Surety Bond Professionals is a family-owned and operated bonding agency with over 30 years of experience. With access to a broad range of surety markets, our expert agents are ready to assist with all of your Indiana mortgage broker bond needs. Learn how to become a mortgage broker in Indiana, below.
What Mortgage Broker Licenses Are Issued in Indiana?
Indiana issues several different types of mortgage broker licenses, the most common of which are:
- The mortgage lending license is issued by the Indiana Department of Financial Institutions (DFI), which allows licensees to originate or broker consumer mortgage loans.
- The loan broker license is issued by the Indiana Secretary of State (SOS), which permits the brokering of residential mortgage loans from third parties.
Applications for both of these licenses are processed through the Nationwide Mortgage Licensing System, or NMLS. However, some supporting documentation must be sent directly to DFI or SOS.
What Are the Steps in the Licensing Process?
Neither a mortgage lending license nor loan broker license requires applicants to meet any pre-licensing educational or examination requirements.
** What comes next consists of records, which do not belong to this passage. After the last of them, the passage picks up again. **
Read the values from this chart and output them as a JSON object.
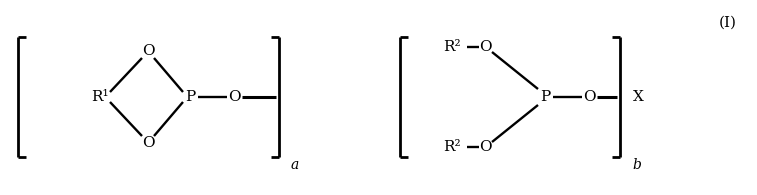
{
  "fig_width": 7.57,
  "fig_height": 1.95,
  "dpi": 100,
  "bg_color": "#ffffff",
  "struct1": {
    "R1_label": "R¹",
    "O_top_label": "O",
    "O_bot_label": "O",
    "P_label": "P",
    "O_right_label": "O"
  },
  "struct2": {
    "R2_top_label": "R²",
    "O_top_label": "O",
    "R2_bot_label": "R²",
    "O_bot_label": "O",
    "P_label": "P",
    "O_right_label": "O",
    "X_label": "X"
  },
  "label_I": "(I)",
  "label_a": "a",
  "label_b": "b",
  "fontsize": 11,
  "fontsize_sub": 10
}
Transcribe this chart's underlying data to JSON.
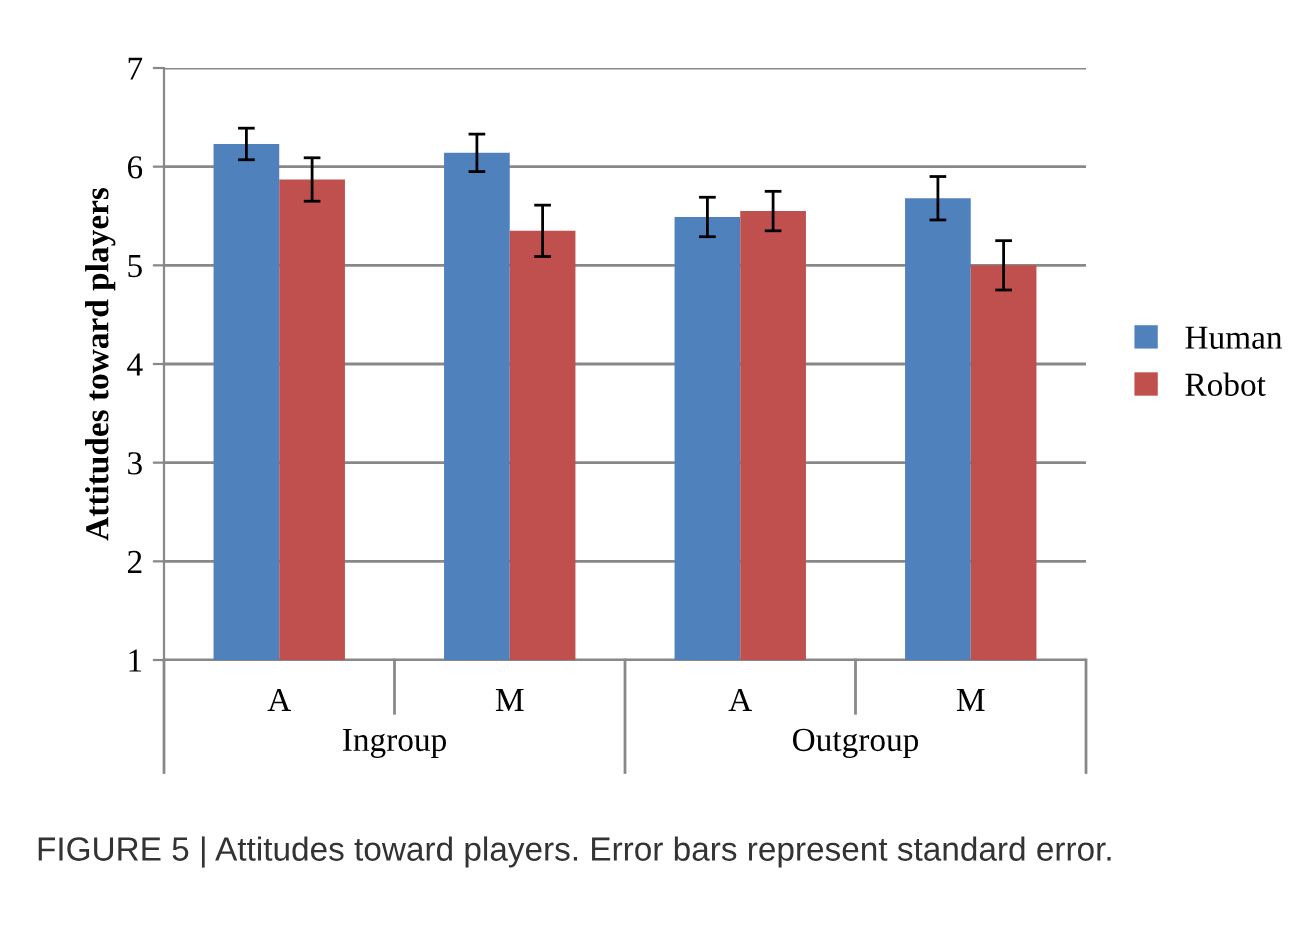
{
  "chart_data": {
    "type": "bar",
    "ylabel": "Attitudes toward players",
    "categories": [
      "A",
      "M",
      "A",
      "M"
    ],
    "series": [
      {
        "name": "Human",
        "color": "#4f81bd",
        "values": [
          6.23,
          6.14,
          5.49,
          5.68
        ],
        "errors": [
          0.16,
          0.19,
          0.2,
          0.22
        ]
      },
      {
        "name": "Robot",
        "color": "#c0504d",
        "values": [
          5.87,
          5.35,
          5.55,
          5.0
        ],
        "errors": [
          0.22,
          0.26,
          0.2,
          0.25
        ]
      }
    ],
    "ylim": [
      1,
      7
    ],
    "yticks": [
      1,
      2,
      3,
      4,
      5,
      6,
      7
    ],
    "grid": "y",
    "legend": "right",
    "annotations": [
      "Ingroup",
      "Outgroup",
      "FIGURE 5 | Attitudes toward players. Error bars represent standard error."
    ]
  }
}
The major steps in the licensing process are:
- Apply for an NMLS account and ID number.
- Submit the appropriate license application (as an individual or for a company).
- Submit a surety bond in the required amount—$100,000 for a mortgage lending license; $50,000, $60,000, or $75,000 for a loan broker license, depending on the previous year’s loan volume.
- Submit a criminal background check, if required.
- Pay the required application, background check, and NMLS processing fees.
Why is a Mortgage Broker Bond Required?
An Indiana mortgage broker bond is your pledge to comply with all state laws and regulations in your work as a mortgage broker. The bond indemnifies the state of Indiana and the bonding company against any liability for claims filed against the bond for damages caused by the unlawful or unethical actions of an Indiana-licensed mortgage broker. It also guarantees payment to the injured party for valid claims for such damages.
How Are Mortgage Broker Bond Claims Paid?
A surety bond agreement is a legally binding contract between three parties: an “obligee,” a “principal,” and a “surety.” In the case of an Indiana mortgage broker bond, these are:
- The Indiana DFI or SOS (the obligee requiring the bond)
- The mortgage broker seeking licensure (the principal required to purchase the bond)
- The bonding company (the surety underwriting and authorizing the bond)
While the surety bond agreement legally obligates the principal to pay all valid claims, in actuality, the surety pays the claimant directly, drawing on a line of credit established for the principal at the time the surety bond is purchased. The principal must then repay that debt to the surety, but may be able to do so in manageable installments rather than all at once.
How Much Does an Indiana Mortgage Broker Bond Cost?
The annual premium for an Indiana mortgage broker bond is a small percentage of the required bond amount. That percentage (the premium rate) is established by the surety on a case-by-case basis. The surety’s primary concern is being repaid for claims paid on behalf of the principal, so the premium rate is based largely on the principal’s personal credit score.
With good credit, the principal should qualify for a premium rate in the range of 1% to 3%. Those with lesser credit should still be able to purchase a mortgage broker bond but may be assigned a higher premium rate.